Practical effects aside, what I found most interesting about "Mama" was its seeming return to a centuries-old form: the fairytale. From the snow-covered and mysteriously empty cabin in the middle of the woods, to the fact that we know and see the ghost of Mama from the very beginning, the whole film played out like a something from the book of Grimm. There are no surprises in the story, no Shyamalan-esque twists; it's just a good old-fashioned fable from start to finish. And although it falters when it comes to its ending, the movie is largely one of the most satisfying horror films I've seen in quite some time.
Last fall the horror flick "Sinister" enjoyed some success and received excellent reviews following a similar tack: no surprises, a clearly laid out story, and a predictable but satisfying ending. Again, it was one of the more enjoyable horrors I'd seen in a while.
Compare that to the fourth installment in the "Paranormal Activity" franchise, or the umpteenth iteration of the "Saw" movies: series of films full of so many twists and turns that they stop making sense or engaging the audience. It's entertainment that relies on a lack of anything better in the horror stable.
Perhaps it's true that there's nothing new under the sun, and so this return to older structures is merely compulsory. Or maybe everything is cyclical and we're just returning, briefly, to a simpler time. Or maybe the old, original forms are still the best, bound to be brought back in creatively slim times. Whatever the reason, I'm happy to have a little of the old-fashioned back in horror theater. The flashy "new" stuff is starting to feel a bit stale.
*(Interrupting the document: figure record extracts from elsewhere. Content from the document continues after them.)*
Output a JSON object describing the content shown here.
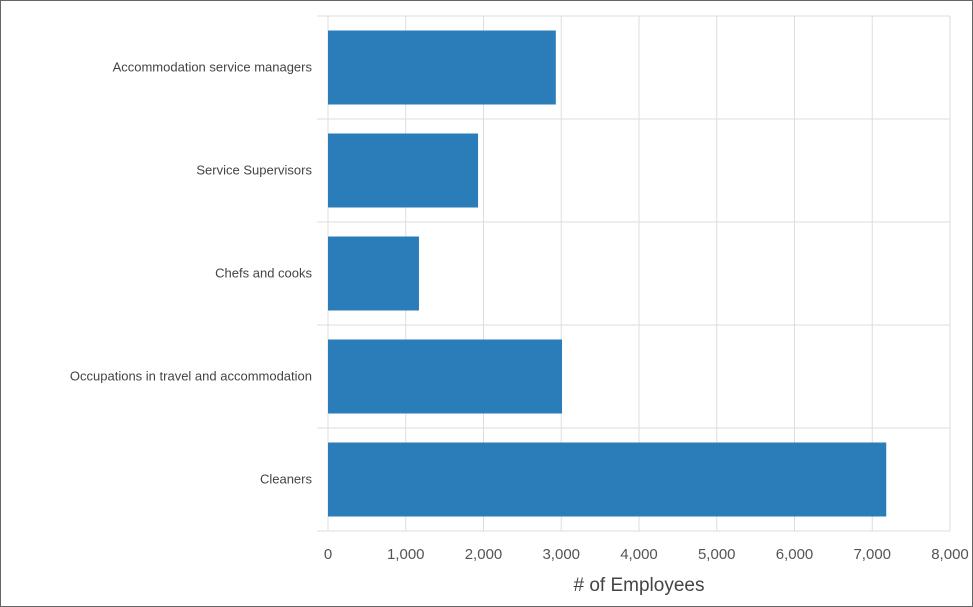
{
  "chart_data": {
    "type": "bar",
    "orientation": "horizontal",
    "categories": [
      "Accommodation service managers",
      "Service Supervisors",
      "Chefs and cooks",
      "Occupations in travel and accommodation",
      "Cleaners"
    ],
    "values": [
      2930,
      1930,
      1170,
      3010,
      7180
    ],
    "xlim": [
      0,
      8000
    ],
    "x_ticks": [
      0,
      1000,
      2000,
      3000,
      4000,
      5000,
      6000,
      7000,
      8000
    ],
    "x_tick_labels": [
      "0",
      "1,000",
      "2,000",
      "3,000",
      "4,000",
      "5,000",
      "6,000",
      "7,000",
      "8,000"
    ],
    "xlabel": "# of Employees",
    "ylabel": "",
    "title": "",
    "grid": true,
    "bar_color": "#2a7db8",
    "grid_color": "#dddddd"
  }
}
As a lad in Jim Thorpe, I'd walk the couple of miles from home on the east side of the Lehigh to the movie theater way up on Broadway on the Irish side of town. The Saturday matinee might be anything from two dozen cartoons to… a horror film.
To paraphrase an old song title, I was "The Coward of Carbon County." Horror films scared me half to death. Worse, they gave me nightmares.
By contrast my little brother Leo wasn't afraid of anything… not our old man's strap nor the most frightening films. This gave him a big advantage over me, even though I was larger and stronger than he. He could enjoy the sight of me with my tousle cap stretched down over my eyes during the scenes where the deformed face of the "Amazing Colossal Man" filled the screen. He could tease me all the way home, after I made him leave the theater before the flick was finished.
I've gotten past all that in my old age. Courtrooms scare me more than monsters now.
On the other hand, I've never gotten on board with Claire and her mother where horror movies are concerned. While I'm able to go to my man-cave and get a good night's sleep after even the most frightening of films, I still hate sitting through them. That's why, when Claire still lived at home with Joanne and me, they contrived a little ritual. On Friday evenings, they made pizzas and curled up on the couch together to watch the latest and greatest of the horror/suspense genre.
I stayed late on campus and got in my longest workout of the week in the gym. By the time I left, the rush hour traffic, always something extra special on a Friday, had flushed out, and when I walked through the door of my castle, the fright-night film was finished. I warmed up whatever left overs the frig had to offer and settled in with a glass of wine to watch part two of the evening's double feature… anything but a horror movie.
Claire is all grown up now with a place of her own down in South Philly. I miss her. But I don't miss the "Moma" movies… not one little bit.